A typical problem when benchmarking a clinical system is establishing a ground truth. Let us assume a clinical support system that supports a physician in interpreting radiology images (e.g., by recognizing tumors). The only intuitive method we have to evaluate the performance of the system is to test it on a set of labeled images, or in other words, through asking questions we already know the answers to. However, creating this ground truth will require us to rely on an analysis through the very process we attempt to improve, namely the “manual” analysis by a physician.

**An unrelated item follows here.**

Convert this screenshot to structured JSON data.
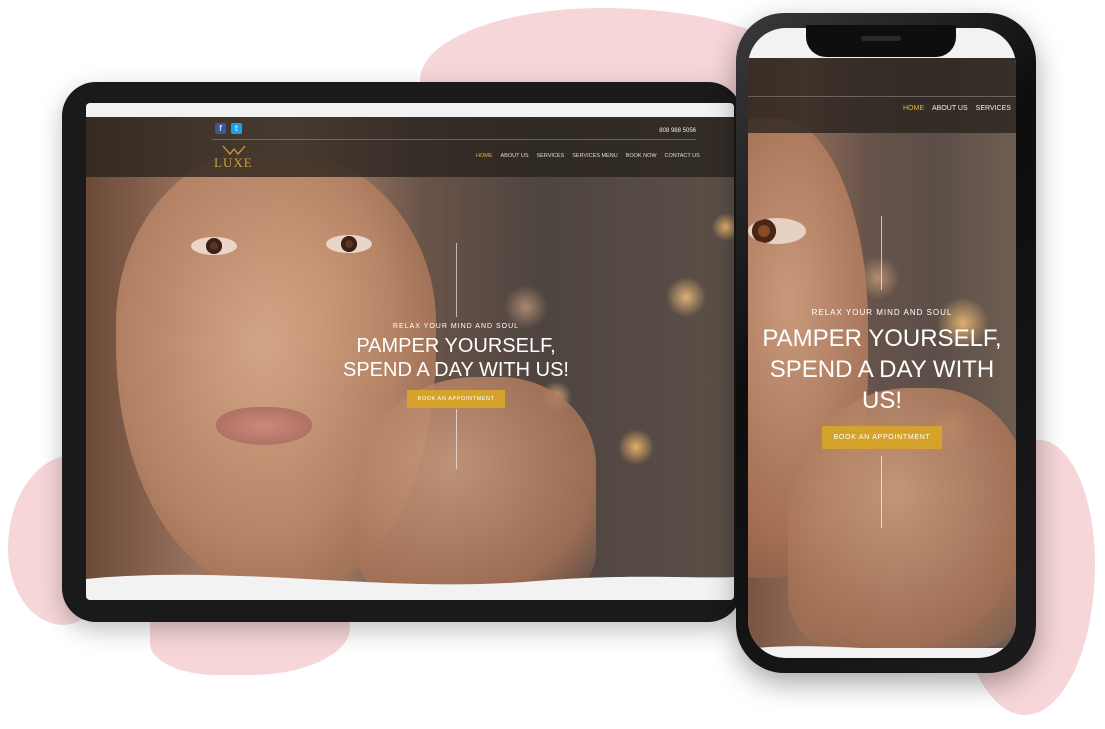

The scenario can be frequently observed wherever we try to recognize patterns. Another example is research oriented extracting of knowledge from patient records, where we would attempt to recognize adverse drug effects or develop best practices. A note might be indicating the negative impact on the patients health, although it is not recognized as such be the medical expert that is the referee for the benchmark due complexity, illegibility or counterintuitive nature.
There are methods to damp the effect, such as increasing the number and competence of the referees or implementing a round of reconsideration of results (e.g., the physicians can be confronted another time with images that have been recorded as false positives during the automated tumor detection), but those methods are often expensive and time consuming or, in the worst case, just not available.
Therefore we have to keep in mind that when dealing with a highly complicated and often intuition driven field such as medicine we have to constantly account for possible human errors, and that there is always the possibility that we have our job well enough to outperform the quality of the human decision. Or to coin it less optimistically: sometimes even great results can become a problem.